P. Charles-Henri O’Neill (24.07.2023)
Charles-Henri reste à Manrèse une quinzaine d’années, labourant deux champs missionnaires : l’accompagnement des Exercices spirituels et les aumôneries d’écoles d’ingénieurs. Las ! Un cancer se déclare à la gorge dès 1975, supprimé par une radiothérapie à jamais dévastatrice. L’épreuve de la maladie l’atteint au point le plus sensible, les cordes vocales. Mais il fait face, affirmant dans une interview (Être prêtre, c’est « être là », 2018) : « La suite a été une sorte de victoire sur le désenchantement, sur la tentation du désespoir, sur la faiblesse physique. » Suivent quelque trois décennies aux Fontaines à Chantilly, à Manrèse, puis à Paris-Sèvres où il est nommé père spirituel pour l’accompagnement des jésuites, notamment de ceux en formation. Arrivé à Paris-Grenelle en 2017, continuant ses ministères, il demande à rejoindre la communauté de Vanves et la Maison soins et repos. « Il vaut mieux arriver dans nos maisons médicalisées deux ans trop tôt qu’un an trop tard ! » dira-t-il à son départ en juin 2020. À Vanves, poursuivant ses accompagnements, quoique miné psychiquement et physiquement, Charles-Henri est fauché par une fausse route. Hospitalisé à Paris, veillé par des compagnons, puis par deux nièces, il s’éteint paisiblement au soir du 24 juillet 2023.
La continuité dans l’apostolat spirituel de Charles-Henri s’explique aisément par ses grandes qualités de cœur et de discernement qui aident tant de personnes à s’épanouir. À la simplicité et à la délicatesse dans les relations, il ajoute une capacité d’écoute précise, une bienveillance sans faille et une grande sensibilité, parlant avec son cœur, un cœur blessé. Sa présence, qui ne s’impose pas, est attention exigeante à l’autre.

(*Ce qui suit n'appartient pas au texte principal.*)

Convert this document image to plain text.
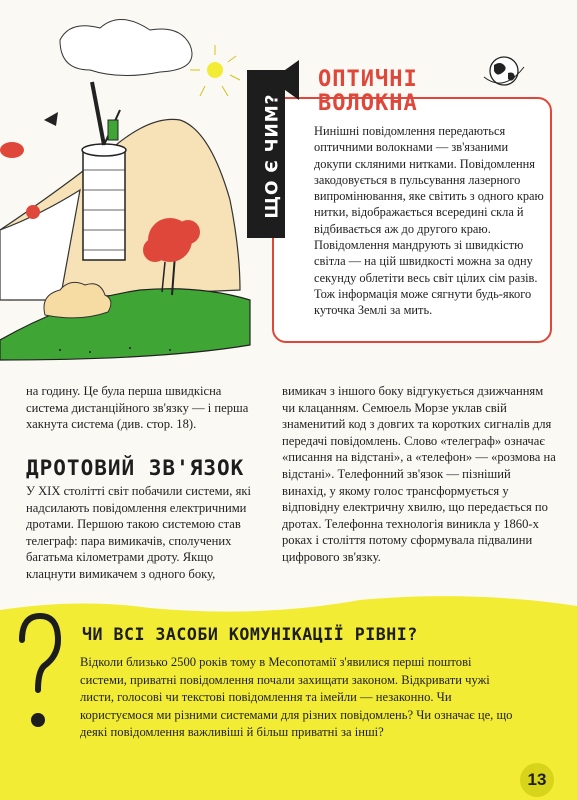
ЩО Є ЧИМ?
ОПТИЧНІ
ВОЛОКНА
Нинішні повідомлення передаються оптичними волокнами — зв'язаними докупи скляними нитками. Повідомлення закодовується в пульсування лазерного випромінювання, яке світить з одного краю нитки, відображається всередині скла й відбивається аж до другого краю. Повідомлення мандрують зі швидкістю світла — на цій швидкості можна за одну секунду облетіти весь світ цілих сім разів. Тож інформація може сягнути будь-якого куточка Землі за мить.
на годину. Це була перша швидкісна система дистанційного зв'язку — і перша хакнута система (див. стор. 18).
ДРОТОВИЙ ЗВ'ЯЗОК
У XIX столітті світ побачили системи, які надсилають повідомлення електричними дротами. Першою такою системою став телеграф: пара вимикачів, сполучених багатьма кілометрами дроту. Якщо клацнути вимикачем з одного боку,
вимикач з іншого боку відгукується дзижчанням чи клацанням. Семюель Морзе уклав свій знаменитий код з довгих та коротких сигналів для передачі повідомлень. Слово «телеграф» означає «писання на відстані», а «телефон» — «розмова на відстані». Телефонний зв'язок — пізніший винахід, у якому голос трансформується у відповідну електричну хвилю, що передається по дротах. Телефонна технологія виникла у 1860-х роках і століття потому сформувала підвалини цифрового зв'язку.
ЧИ ВСІ ЗАСОБИ КОМУНІКАЦІЇ РІВНІ?
Відколи близько 2500 років тому в Месопотамії з'явилися перші поштові системи, приватні повідомлення почали захищати законом. Відкривати чужі листи, голосові чи текстові повідомлення та імейли — незаконно. Чи користуємося ми різними системами для різних повідомлень? Чи означає це, що деякі повідомлення важливіші й більш приватні за інші?
13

Accueillant et reconnaissant chacun dans ses richesses propres, il donne le visage d’une Église ouverte, permettant à beaucoup de grandir en liberté personnelle et en vérité dans leurs relations.
Charles-Henri sait ce que sont les affres et l’effroi du gouffre, comme il l’exprime dans l’homélie de sa messe de cinquantaine de vie religieuse, en 2010 : « Que dire de la misère en nous, celle qui nous fait peur, celle qui est souvent imaginaire, celle que l’on nous a si bien appris à accuser, celle à qui l’on a refusé le droit à la parole, ce monstrueux chaos d’inhumanité à jamais détestable, infréquentable et maudit. » Mais il connaît aussi Celui qui, descendu aux enfers, en brise les portes, proclamant dans l’interview déjà citée : « Le Christ est pour moi quelqu’un de personnel. En relation personnelle avec moi. En face à face intime. C’est une relation que j’entretiens comme on entretient les relations fondamentales de notre vie. Il est une présence qui promet le réconfort, la paix, l’espérance, au milieu des soucis de la vie. »
Charles-Henri aimait se reposer au calme d’une maison de famille à Sommeville, près d’Auxerre. Il connaissait l’œuvre poétique de Marie NOËL et peut-être le poème du « Miracle de la Rose de Noël ». Rose qui s’appelle Ellébore -Mélancolie- et serre dans sa racine un poison noir à l’amertume mortelle ; mais quand vient la Noël, par une grâce de Dieu, elle sort du gris de l’hiver et donne des fleurs de joie dont la blancheur merveilleuse éclaire le berceau de l’Enfant Jésus (Notes intimes, Stock 2008, p. 195). Poème qui laisse entrevoir quelque chose du mystère de Charles-Henri.